I can't actually see what any of this has to do with the OP's comment, he has just posted an interesting observation. :scratchhead:
 

Mek

Member
I don’t think the OP was making a complaint about education. More about the sense of entitlement that individuals feel just for attending certain schools.
On a more personal note I think there is a lot of confusion between education and intelligence. Some of the best educated people I have met are the least intelligent and a lot of the worst educated are extremely intelligent,having to rely on their intelligence rather than their education.
 

Pasty

Member
Location
Devon
You’re kidding you think it’s all fair. He got to be an army helicopter pilot. I doubt he can spell helicopter let alone achieve the seven O levels you need to be one.

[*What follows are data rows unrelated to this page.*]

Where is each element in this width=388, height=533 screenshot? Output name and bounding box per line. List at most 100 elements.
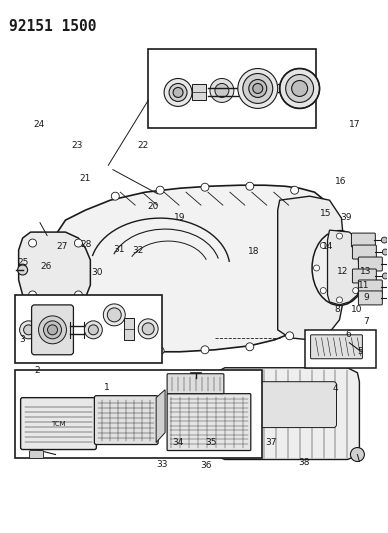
Circle shape [24, 325, 34, 335]
Text: 20: 20 [148, 203, 159, 212]
Circle shape [85, 321, 102, 339]
Circle shape [142, 323, 154, 335]
Text: 28: 28 [80, 240, 92, 249]
Circle shape [350, 448, 364, 462]
Text: 10: 10 [351, 304, 362, 313]
Circle shape [320, 288, 326, 294]
Circle shape [292, 80, 308, 96]
Circle shape [353, 243, 359, 248]
Bar [305, 330, 376, 368]
Circle shape [336, 233, 343, 239]
Circle shape [336, 297, 343, 303]
Text: 4: 4 [332, 384, 338, 393]
Polygon shape [156, 390, 165, 442]
Circle shape [201, 183, 209, 191]
FancyBboxPatch shape [124, 318, 134, 340]
Circle shape [173, 87, 183, 98]
Text: 13: 13 [360, 268, 372, 276]
Text: 9: 9 [363, 293, 369, 302]
Text: 34: 34 [172, 439, 184, 448]
Circle shape [253, 84, 263, 93]
FancyBboxPatch shape [310, 335, 362, 359]
Text: 17: 17 [349, 119, 360, 128]
Circle shape [38, 316, 66, 344]
Text: 36: 36 [201, 462, 212, 470]
Text: 24: 24 [33, 119, 44, 128]
Text: 7: 7 [363, 317, 369, 326]
FancyBboxPatch shape [352, 233, 375, 247]
Circle shape [246, 343, 254, 351]
Text: 23: 23 [71, 141, 83, 150]
Text: 15: 15 [320, 209, 331, 218]
Circle shape [246, 182, 254, 190]
Circle shape [19, 264, 27, 272]
Text: 33: 33 [156, 460, 168, 469]
FancyBboxPatch shape [359, 291, 382, 305]
Circle shape [353, 288, 359, 294]
Text: 1: 1 [104, 383, 110, 392]
Circle shape [88, 325, 98, 335]
Text: 92151 1500: 92151 1500 [9, 19, 96, 34]
Text: 22: 22 [137, 141, 149, 150]
Text: 25: 25 [17, 258, 29, 266]
Text: 8: 8 [334, 304, 340, 313]
Circle shape [20, 321, 38, 339]
Circle shape [286, 332, 294, 340]
Text: 19: 19 [173, 213, 185, 222]
Text: 11: 11 [359, 280, 370, 289]
Bar [15, 295, 162, 363]
Circle shape [74, 291, 82, 299]
Circle shape [47, 325, 57, 335]
FancyBboxPatch shape [94, 395, 158, 445]
Text: 31: 31 [113, 245, 125, 254]
Circle shape [249, 79, 267, 98]
Text: 3: 3 [19, 335, 25, 344]
Circle shape [164, 78, 192, 107]
Text: 2: 2 [35, 366, 40, 375]
Text: 27: 27 [56, 242, 68, 251]
Text: 12: 12 [337, 268, 348, 276]
Polygon shape [19, 232, 90, 308]
Text: 39: 39 [340, 213, 351, 222]
Text: 35: 35 [206, 439, 217, 448]
Circle shape [29, 239, 36, 247]
Circle shape [103, 304, 125, 326]
Circle shape [111, 192, 119, 200]
Circle shape [382, 249, 388, 255]
Circle shape [43, 321, 61, 339]
FancyBboxPatch shape [259, 382, 336, 427]
Polygon shape [278, 196, 343, 340]
Polygon shape [212, 368, 359, 459]
FancyBboxPatch shape [31, 305, 73, 355]
Text: 21: 21 [79, 174, 91, 183]
Circle shape [280, 69, 320, 108]
FancyBboxPatch shape [167, 374, 224, 394]
Circle shape [111, 344, 119, 352]
Circle shape [17, 265, 28, 275]
Circle shape [238, 69, 278, 108]
Circle shape [169, 84, 187, 101]
Polygon shape [55, 185, 329, 352]
Text: 30: 30 [91, 269, 102, 277]
FancyBboxPatch shape [352, 269, 376, 283]
Circle shape [107, 308, 121, 322]
Circle shape [320, 243, 326, 248]
Circle shape [74, 239, 82, 247]
FancyBboxPatch shape [192, 84, 206, 100]
Circle shape [138, 319, 158, 339]
Circle shape [210, 78, 234, 102]
Circle shape [243, 74, 273, 103]
Text: 38: 38 [298, 458, 310, 466]
Polygon shape [327, 230, 359, 305]
FancyBboxPatch shape [29, 450, 43, 458]
Text: 37: 37 [265, 439, 277, 448]
Text: 32: 32 [132, 246, 144, 255]
Text: 6: 6 [346, 330, 352, 339]
FancyBboxPatch shape [167, 394, 251, 450]
FancyBboxPatch shape [359, 257, 382, 271]
FancyBboxPatch shape [294, 83, 303, 96]
Text: 16: 16 [335, 177, 346, 186]
Circle shape [382, 273, 388, 279]
Text: 18: 18 [248, 247, 260, 256]
Circle shape [286, 75, 314, 102]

These people don’t need any of the advantages a private education offers because the already have all the advantages they could go to Branston Comprehensive School and his brother would still get to be King qualifications or none.My kids however need a bit more help.
His Aunty lives across the from me and she is very lovely
 
Anyone interested in the influence of private education on this country would do well to read 'Posh boys: How English public schools ruin Britain'.

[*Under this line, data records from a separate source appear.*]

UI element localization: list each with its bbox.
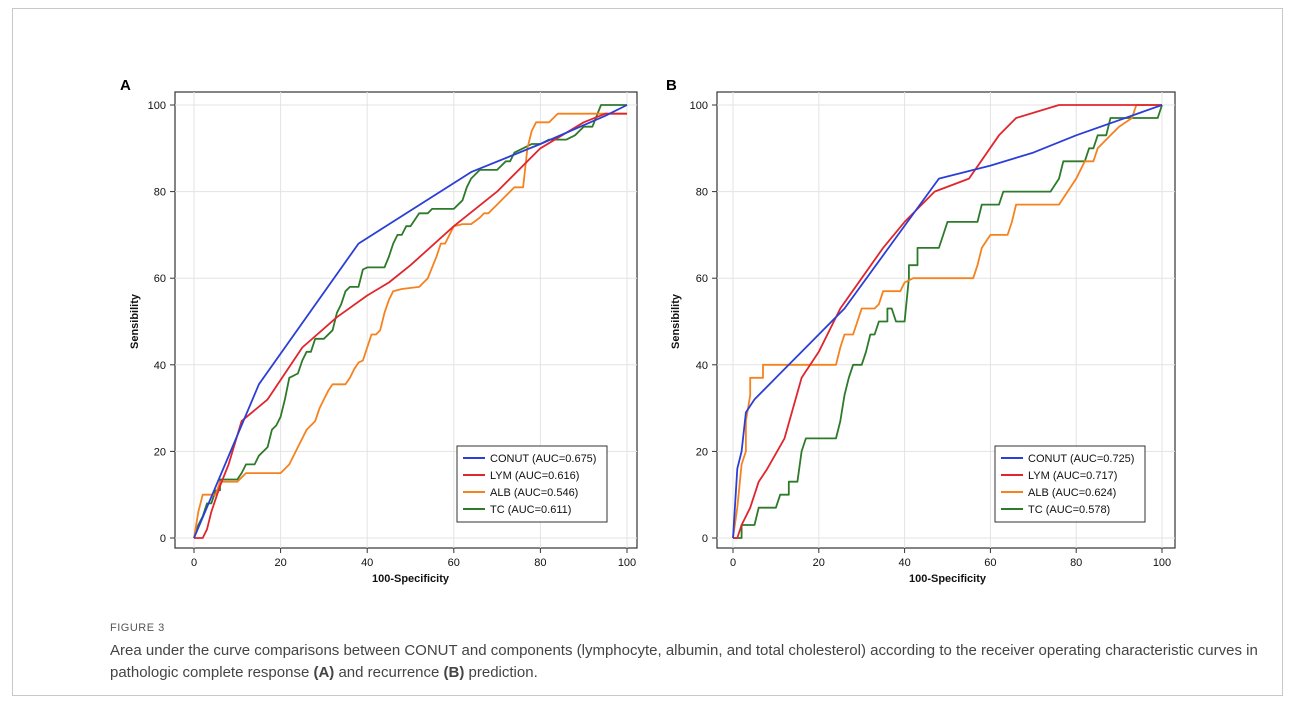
legend-entry: LYM (AUC=0.616) <box>490 470 579 482</box>
y-axis-title: Sensibility <box>129 293 141 349</box>
caption-part: and recurrence <box>334 664 444 681</box>
legend-entry: LYM (AUC=0.717) <box>1028 470 1117 482</box>
caption-part: prediction. <box>464 664 538 681</box>
x-axis-title: 100-Specificity <box>909 573 987 585</box>
x-axis-title: 100-Specificity <box>372 573 450 585</box>
y-tick-label: 60 <box>696 273 708 285</box>
legend-entry: TC (AUC=0.611) <box>490 504 571 516</box>
legend-entry: ALB (AUC=0.624) <box>1028 487 1116 499</box>
x-tick-label: 80 <box>534 557 546 569</box>
chart-panel-a: 0 20 40 60 80 100 0 20 40 60 80 100 100-Specificity S… <box>120 77 638 585</box>
series-line-conut <box>193 104 628 539</box>
series-line-conut <box>732 104 1163 539</box>
y-tick-label: 40 <box>154 360 166 372</box>
caption-part: (A) <box>313 664 335 681</box>
y-tick-label: 20 <box>696 446 708 458</box>
series-line-tc <box>733 104 1163 539</box>
y-tick-label: 60 <box>154 273 166 285</box>
y-tick-label: 40 <box>696 360 708 372</box>
x-tick-label: 0 <box>730 557 736 569</box>
series-line-alb <box>732 104 1162 539</box>
series-line-lym <box>733 104 1162 539</box>
x-tick-label: 40 <box>361 557 373 569</box>
legend-entry: CONUT (AUC=0.675) <box>490 453 596 465</box>
x-tick-label: 100 <box>618 557 636 569</box>
x-tick-label: 60 <box>984 557 996 569</box>
caption-part: (B) <box>443 664 465 681</box>
x-tick-label: 80 <box>1070 557 1082 569</box>
legend-entry: ALB (AUC=0.546) <box>490 487 578 499</box>
y-tick-label: 0 <box>160 533 166 545</box>
y-tick-label: 80 <box>154 187 166 199</box>
legend-entry: CONUT (AUC=0.725) <box>1028 453 1134 465</box>
y-tick-label: 80 <box>696 187 708 199</box>
legend: CONUT (AUC=0.725) LYM (AUC=0.717) ALB (AUC… <box>994 445 1146 523</box>
x-tick-label: 100 <box>1153 557 1171 569</box>
x-tick-label: 40 <box>898 557 910 569</box>
caption-part: Area under the curve comparisons between… <box>110 642 1258 681</box>
chart-panel-b: 0 20 40 60 80 100 0 20 40 60 80 100 100-Specificity S… <box>666 77 1176 585</box>
series-line-lym <box>194 112 627 539</box>
panel-label: B <box>666 77 677 94</box>
series-line-alb <box>193 112 627 539</box>
y-tick-label: 100 <box>690 100 708 112</box>
x-tick-label: 20 <box>813 557 825 569</box>
series-line-tc <box>193 104 627 539</box>
legend-entry: TC (AUC=0.578) <box>1028 504 1110 516</box>
panel-label: A <box>120 77 131 94</box>
figure-caption: Area under the curve comparisons between… <box>110 640 1260 684</box>
x-tick-label: 0 <box>191 557 197 569</box>
y-tick-label: 0 <box>702 533 708 545</box>
y-tick-label: 20 <box>154 446 166 458</box>
y-axis-title: Sensibility <box>670 293 682 349</box>
figure-canvas: 0 20 40 60 80 100 0 20 40 60 80 100 100-Specificity S… <box>120 77 1176 585</box>
x-tick-label: 20 <box>274 557 286 569</box>
x-tick-label: 60 <box>448 557 460 569</box>
y-tick-label: 100 <box>148 100 166 112</box>
figure-label: FIGURE 3 <box>110 622 165 634</box>
legend: CONUT (AUC=0.675) LYM (AUC=0.616) ALB (AUC… <box>456 445 608 523</box>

Personally, I think it is a joke how the privately educated still dominate many areas of public office and big business. You're not telling me they all get there through ability.

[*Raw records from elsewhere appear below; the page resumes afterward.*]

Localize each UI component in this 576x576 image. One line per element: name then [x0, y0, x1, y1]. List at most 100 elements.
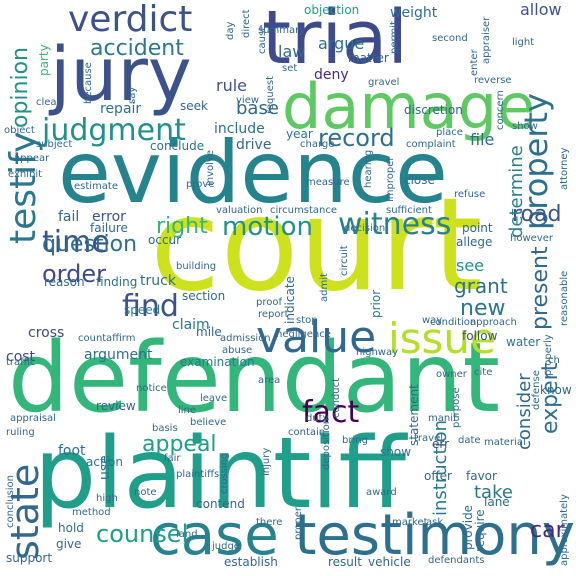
- word-discretion: discretion: [404, 103, 463, 117]
- word-reverse: reverse: [474, 75, 512, 86]
- word-weight: weight: [390, 5, 438, 21]
- word-admission: admission: [220, 333, 271, 344]
- word-favor: favor: [466, 469, 497, 483]
- word-claim: claim: [172, 317, 210, 333]
- word-failure: failure: [90, 221, 128, 235]
- word-defendant: defendant: [8, 322, 500, 434]
- word-year: year: [286, 127, 313, 141]
- word-know: know: [540, 383, 572, 397]
- word-believe: believe: [190, 417, 227, 428]
- word-provide: provide: [461, 504, 475, 550]
- word-way: way: [422, 315, 443, 326]
- word-fact: fact: [302, 395, 360, 430]
- word-approximately: approximately: [559, 494, 570, 566]
- word-objection: objection: [304, 3, 360, 17]
- word-manif: manif: [428, 413, 457, 424]
- word-hearing: hearing: [363, 149, 374, 188]
- word-high: high: [96, 493, 118, 504]
- word-truck: truck: [140, 273, 176, 289]
- word-foot: foot: [58, 443, 86, 459]
- word-judgment: judgment: [42, 113, 186, 148]
- word-involve: involve: [205, 149, 216, 186]
- word-rule: rule: [216, 76, 248, 95]
- word-prove: prove: [186, 179, 215, 190]
- word-enter: enter: [469, 49, 480, 76]
- word-cost: cost: [6, 349, 36, 365]
- word-close: close: [404, 173, 435, 187]
- word-allow: allow: [520, 0, 562, 19]
- word-properly: properly: [543, 334, 554, 376]
- word-file: file: [470, 130, 495, 149]
- word-determine: determine: [506, 145, 527, 238]
- word-result: result: [328, 555, 362, 569]
- word-hold: hold: [58, 521, 84, 535]
- word-order: order: [42, 260, 106, 288]
- word-cause: cause: [257, 24, 268, 54]
- word-attorney: attorney: [559, 147, 570, 190]
- word-matter: matter: [348, 51, 389, 65]
- word-line: line: [178, 405, 197, 416]
- word-ruling: ruling: [6, 427, 35, 438]
- word-follow: follow: [462, 329, 498, 343]
- word-court: court: [150, 171, 483, 320]
- word-review: review: [96, 399, 136, 413]
- word-fair: fair: [164, 453, 181, 464]
- word-request: request: [265, 75, 276, 114]
- word-time: time: [42, 225, 110, 260]
- word-method: method: [72, 507, 111, 518]
- word-party: party: [37, 44, 51, 76]
- word-area: area: [258, 375, 281, 386]
- word-ask: ask: [426, 517, 444, 528]
- word-cross: cross: [28, 325, 65, 341]
- word-offer: offer: [424, 469, 452, 483]
- word-material: material: [484, 437, 526, 448]
- word-defense: defense: [531, 370, 542, 410]
- word-charge: charge: [300, 139, 335, 150]
- word-place: place: [436, 127, 463, 138]
- word-case: case: [150, 503, 279, 568]
- word-examination: examination: [180, 355, 255, 369]
- word-argue: argue: [318, 34, 365, 53]
- word-prior: prior: [369, 289, 383, 318]
- word-accident: accident: [90, 36, 184, 61]
- word-deposition: deposition: [321, 417, 332, 470]
- word-note: note: [134, 487, 157, 498]
- word-vehicle: vehicle: [368, 555, 411, 569]
- word-present: present: [528, 246, 553, 330]
- word-because: because: [83, 62, 94, 104]
- word-plaintiff: plaintiff: [34, 417, 406, 531]
- word-direct: direct: [241, 9, 252, 38]
- word-error: error: [92, 209, 126, 225]
- word-conduct: conduct: [331, 377, 342, 418]
- word-support: support: [6, 551, 53, 565]
- word-improper: improper: [385, 156, 396, 203]
- word-crossing: crossing: [219, 452, 230, 494]
- word-establish: establish: [224, 555, 278, 569]
- word-contain: contain: [288, 427, 326, 438]
- word-gravel: gravel: [368, 77, 400, 88]
- word-right: right: [156, 214, 208, 239]
- word-complaint: complaint: [406, 139, 456, 150]
- word-appraisal: appraisal: [10, 413, 56, 424]
- word-argument: argument: [84, 347, 153, 363]
- word-negligence: negligence: [276, 329, 331, 340]
- word-approach: approach: [470, 317, 517, 328]
- word-reasonable: reasonable: [559, 270, 570, 326]
- word-concern: concern: [495, 90, 506, 130]
- word-car: car: [530, 518, 565, 543]
- word-stop: stop: [296, 315, 318, 326]
- word-find: find: [122, 289, 179, 324]
- word-lane: lane: [484, 495, 510, 509]
- word-owner: owner: [436, 369, 467, 380]
- word-cite: cite: [474, 367, 493, 378]
- word-report: report: [258, 309, 289, 320]
- word-object: object: [4, 125, 35, 136]
- word-give: give: [56, 537, 82, 551]
- word-base: base: [236, 98, 279, 119]
- word-speed: speed: [124, 303, 161, 317]
- word-question: question: [42, 232, 138, 257]
- word-point: point: [462, 221, 493, 235]
- word-conclusion: conclusion: [5, 474, 16, 528]
- word-date: date: [458, 435, 481, 446]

Never say never but I don't like paying for things twice so my kids won't be privately educated. I would rather they found their place in life by dint of their own efforts rather than getting a leg up from some snooty tosspot in an old school tie.
 

Hampton

Member
BASIS
Location
Shropshire
Actually, we are going through that now. I went away 2 weeks before my seventh birthday (mid 1980’s), but there is now way in hell I would send my 7 year off to board now.
When I went, the school told my parents that it would be best for me if they didn’t contact me for 4 weeks. I had never been away from home before and you are faced with that. Anyway, i grew to love boarding, but my ten year old has chosen to board 2 nights per week. We haven’t pushed him into it, and have even told him to wait another few terms until he ups his nights to 3 per week.
My youngest joins the school in the summer 2022 but we won’t let him board at all until he’s 9, and then only a couple of nights.
Schooling has changed, particularly in private schools, and it’s for the better.
 

arcobob

Member
Location
Norfolk
I think it is more British subservience to a toff. Two people of equal ability apply for a job one privately educated and one state school educated and employers favour the privately educated despite the fact that the state educated applicant probably had to work harder to achieve the same results. I probably should add that my wife was a teacher in a private school.
I don`t ever remember being asked which school I went to when applying for a job, simply qualifications and experience.